The interview turns inward. Ross wonders whether moral people should stay in high-risk areas to help or move their families to safer ground. “If I flee to safety,” he muses, “am I abandoning the places where I could do the most good?”
Fisher doesn’t offer absolutes. She admits her own privilege living behind the Thames Barrier in London but acknowledges how personal these choices are. “You weigh your risks,” she says. “But we also have to think about climate gentrification — who gets left behind when the safe zones fill up?”
He likens it to education or healthcare: the tension between doing what’s best for your own and what’s best for the collective. There are no clean answers, only trade-offs we have to face honestly.
🪖 The Military, Nature, and Other Blind Spots
Some of the most striking parts of Fisher’s book deal with what she calls the invisible frontiers of adaptation:
Militarization of disaster response: Armies are already being repurposed for flood relief, firefighting, and emergency logistics; a pragmatic shift that raises ethical questions about who benefits and who’s excluded.

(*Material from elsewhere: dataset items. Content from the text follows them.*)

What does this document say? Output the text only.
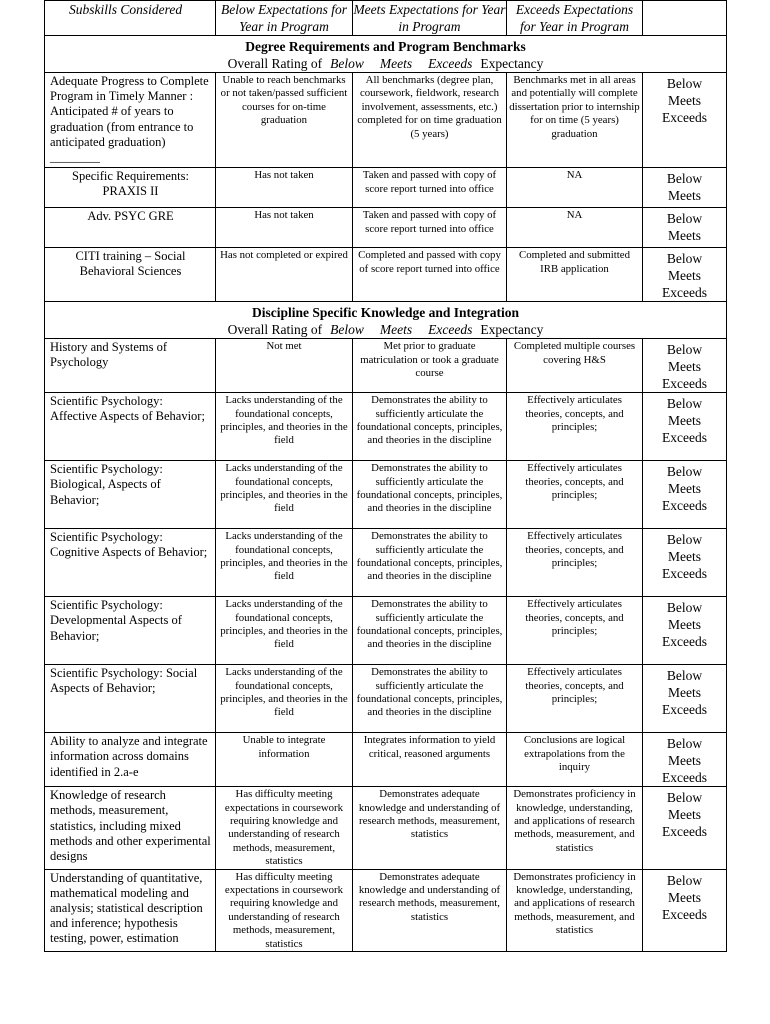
Subskills Considered	Below Expectations for Year in Program	Meets Expectations for Year in Program	Exceeds Expectations for Year in Program	

Degree Requirements and Program Benchmarks
Overall Rating of Below Meets Exceeds Expectancy				

Adequate Progress to Complete Program in Timely Manner : Anticipated # of years to graduation (from entrance to anticipated graduation) ________	Unable to reach benchmarks or not taken/passed sufficient courses for on-time graduation	All benchmarks (degree plan, coursework, fieldwork, research involvement, assessments, etc.) completed for on time graduation (5 years)	Benchmarks met in all areas and potentially will complete dissertation prior to internship for on time (5 years) graduation	Below
Meets
Exceeds

Specific Requirements: PRAXIS II	Has not taken	Taken and passed with copy of score report turned into office	NA	Below
Meets

Adv. PSYC GRE	Has not taken	Taken and passed with copy of score report turned into office	NA	Below
Meets

CITI training – Social Behavioral Sciences	Has not completed or expired	Completed and passed with copy of score report turned into office	Completed and submitted IRB application	Below
Meets
Exceeds

Discipline Specific Knowledge and Integration
Overall Rating of Below Meets Exceeds Expectancy				

History and Systems of Psychology	Not met	Met prior to graduate matriculation or took a graduate course	Completed multiple courses covering H&S	Below
Meets
Exceeds

Scientific Psychology: Affective Aspects of Behavior;	Lacks understanding of the foundational concepts, principles, and theories in the field	Demonstrates the ability to sufficiently articulate the foundational concepts, principles, and theories in the discipline	Effectively articulates theories, concepts, and principles;	Below
Meets
Exceeds

Scientific Psychology: Biological, Aspects of Behavior;	Lacks understanding of the foundational concepts, principles, and theories in the field	Demonstrates the ability to sufficiently articulate the foundational concepts, principles, and theories in the discipline	Effectively articulates theories, concepts, and principles;	Below
Meets
Exceeds

Scientific Psychology: Cognitive Aspects of Behavior;	Lacks understanding of the foundational concepts, principles, and theories in the field	Demonstrates the ability to sufficiently articulate the foundational concepts, principles, and theories in the discipline	Effectively articulates theories, concepts, and principles;	Below
Meets
Exceeds

Scientific Psychology: Developmental Aspects of Behavior;	Lacks understanding of the foundational concepts, principles, and theories in the field	Demonstrates the ability to sufficiently articulate the foundational concepts, principles, and theories in the discipline	Effectively articulates theories, concepts, and principles;	Below
Meets
Exceeds

Scientific Psychology: Social Aspects of Behavior;	Lacks understanding of the foundational concepts, principles, and theories in the field	Demonstrates the ability to sufficiently articulate the foundational concepts, principles, and theories in the discipline	Effectively articulates theories, concepts, and principles;	Below
Meets
Exceeds

Ability to analyze and integrate information across domains identified in 2.a-e	Unable to integrate information	Integrates information to yield critical, reasoned arguments	Conclusions are logical extrapolations from the inquiry	Below
Meets
Exceeds

Knowledge of research methods, measurement, statistics, including mixed methods and other experimental designs	Has difficulty meeting expectations in coursework requiring knowledge and understanding of research methods, measurement, statistics	Demonstrates adequate knowledge and understanding of research methods, measurement, statistics	Demonstrates proficiency in knowledge, understanding, and applications of research methods, measurement, and statistics	Below
Meets
Exceeds

Understanding of quantitative, mathematical modeling and analysis; statistical description and inference; hypothesis testing, power, estimation	Has difficulty meeting expectations in coursework requiring knowledge and understanding of research methods, measurement, statistics	Demonstrates adequate knowledge and understanding of research methods, measurement, statistics	Demonstrates proficiency in knowledge, understanding, and applications of research methods, measurement, and statistics	Below
Meets
Exceeds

Nature’s adaptation: Climate change forces ecosystems to move; species shifting northward or uphill in search of survivable temperatures. Adaptation must include helping nature adapt, not just humans.

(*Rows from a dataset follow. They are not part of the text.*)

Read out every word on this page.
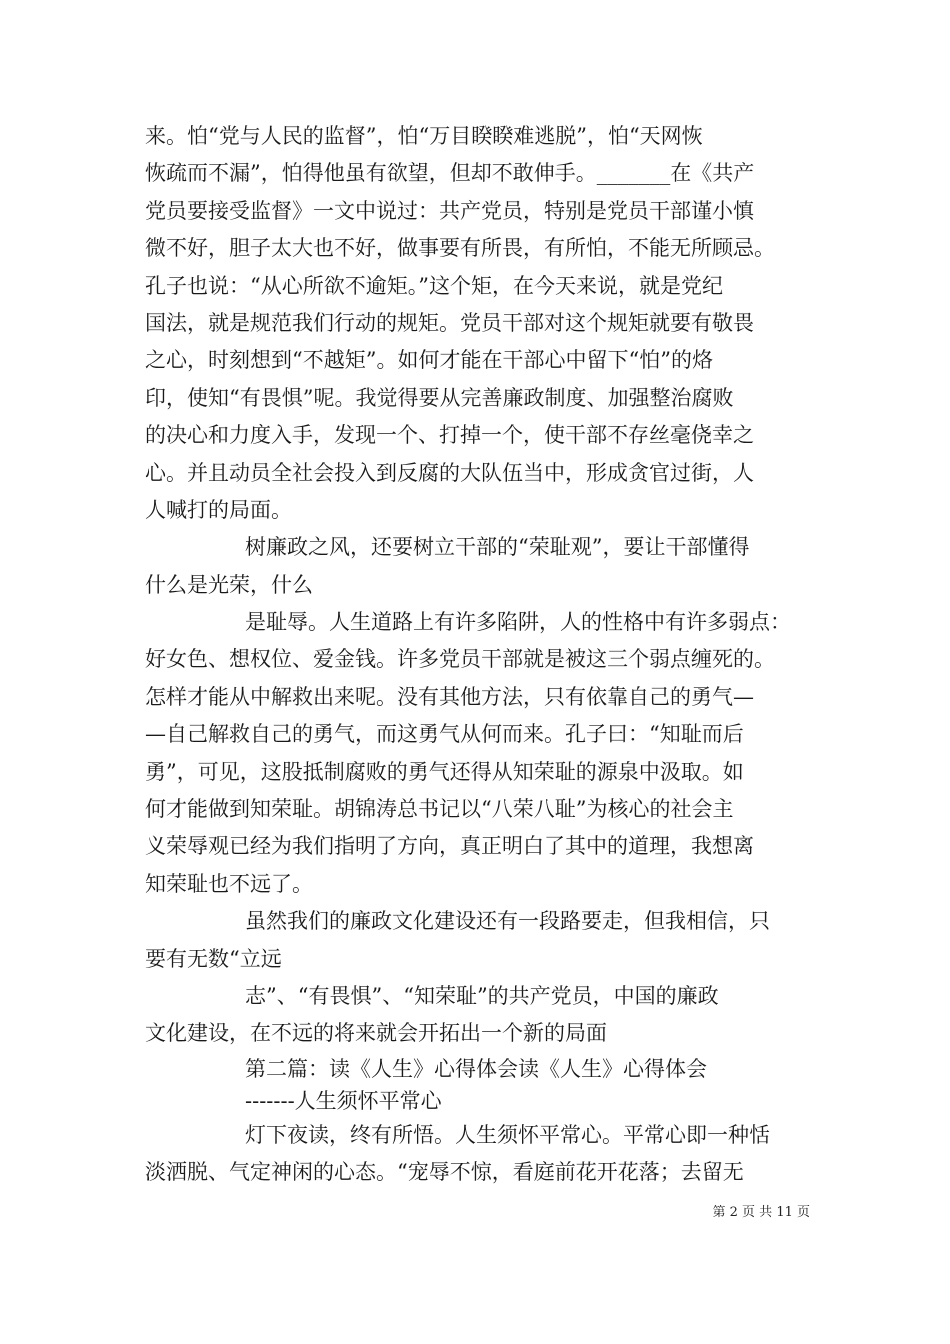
来。怕“党与人民的监督”，怕“万目睽睽难逃脱”，怕“天网恢
恢疏而不漏”，怕得他虽有欲望，但却不敢伸手。_______在《共产
党员要接受监督》一文中说过：共产党员，特别是党员干部谨小慎
微不好，胆子太大也不好，做事要有所畏，有所怕，不能无所顾忌。
孔子也说：“从心所欲不逾矩。”这个矩，在今天来说，就是党纪
国法，就是规范我们行动的规矩。党员干部对这个规矩就要有敬畏
之心，时刻想到“不越矩”。如何才能在干部心中留下“怕”的烙
印，使知“有畏惧”呢。我觉得要从完善廉政制度、加强整治腐败
的决心和力度入手，发现一个、打掉一个，使干部不存丝毫侥幸之
心。并且动员全社会投入到反腐的大队伍当中，形成贪官过街，人
人喊打的局面。
树廉政之风，还要树立干部的“荣耻观”，要让干部懂得
什么是光荣，什么
是耻辱。人生道路上有许多陷阱，人的性格中有许多弱点：
好女色、想权位、爱金钱。许多党员干部就是被这三个弱点缠死的。
怎样才能从中解救出来呢。没有其他方法，只有依靠自己的勇气—
—自己解救自己的勇气，而这勇气从何而来。孔子曰：“知耻而后
勇”，可见，这股抵制腐败的勇气还得从知荣耻的源泉中汲取。如
何才能做到知荣耻。胡锦涛总书记以“八荣八耻”为核心的社会主
义荣辱观已经为我们指明了方向，真正明白了其中的道理，我想离
知荣耻也不远了。
虽然我们的廉政文化建设还有一段路要走，但我相信，只
要有无数“立远
志”、“有畏惧”、“知荣耻”的共产党员，中国的廉政
文化建设，在不远的将来就会开拓出一个新的局面
第二篇：读《人生》心得体会读《人生》心得体会
-------人生须怀平常心
灯下夜读，终有所悟。人生须怀平常心。平常心即一种恬
淡洒脱、气定神闲的心态。“宠辱不惊，看庭前花开花落；去留无
第 2 页 共 11 页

Land use and agriculture: Reforming agricultural subsidies is “tricky business,” she says with British understatement. Farmers aren’t villains; they’re struggling. Any transition must feel fair.
Ross and Fisher agree that real adaptation will require empathy and negotiation, not moral bludgeons.
🌾 Just Transitions and Political Timeframes
Adaptation, Fisher notes, runs on long timelines with decades of planning, coordination, and investment. Politics doesn’t. That’s the core dilemma: long-term risk management rarely wins short-term elections.
She points to ideas like independent climate committees (the UK’s Climate Change Committee) or youth advisory councils to extend policy time horizons. But ultimately, she says, adaptation must connect to things people already care about: jobs, security, food, and dignity.
🕊️ Moral Leadership and Stubborn Optimism
In the final stretch, Ross and Fisher trade ideas about leadership, from monarchs to movie stars. The royals’ eco-activism may not resonate with ordinary people, Fisher admits, but “we’ll need unconventional leaders, anyone who can shift moral tone.”
She calls for “stubborn optimism,” not the easy kind that denies pain but the kind that keeps showing up anyway. Adaptation work, she says, demands both empathy and endurance, a politics of grief that refuses to calcify into despair.
🌱 Final Reflection
In Fisher’s framing, adaptation is neither failure nor fallback. It’s a practice of courage to keep working, keep helping, and keep imagining better futures even when the world doesn’t reward you for it.
“Every fraction of a degree counts,” she repeats.
“We can always stop it getting worse.”




The shift from mitigation to adaptaton is hard to swallow but necesary. We need both strategies running in paralel now, not one or the other.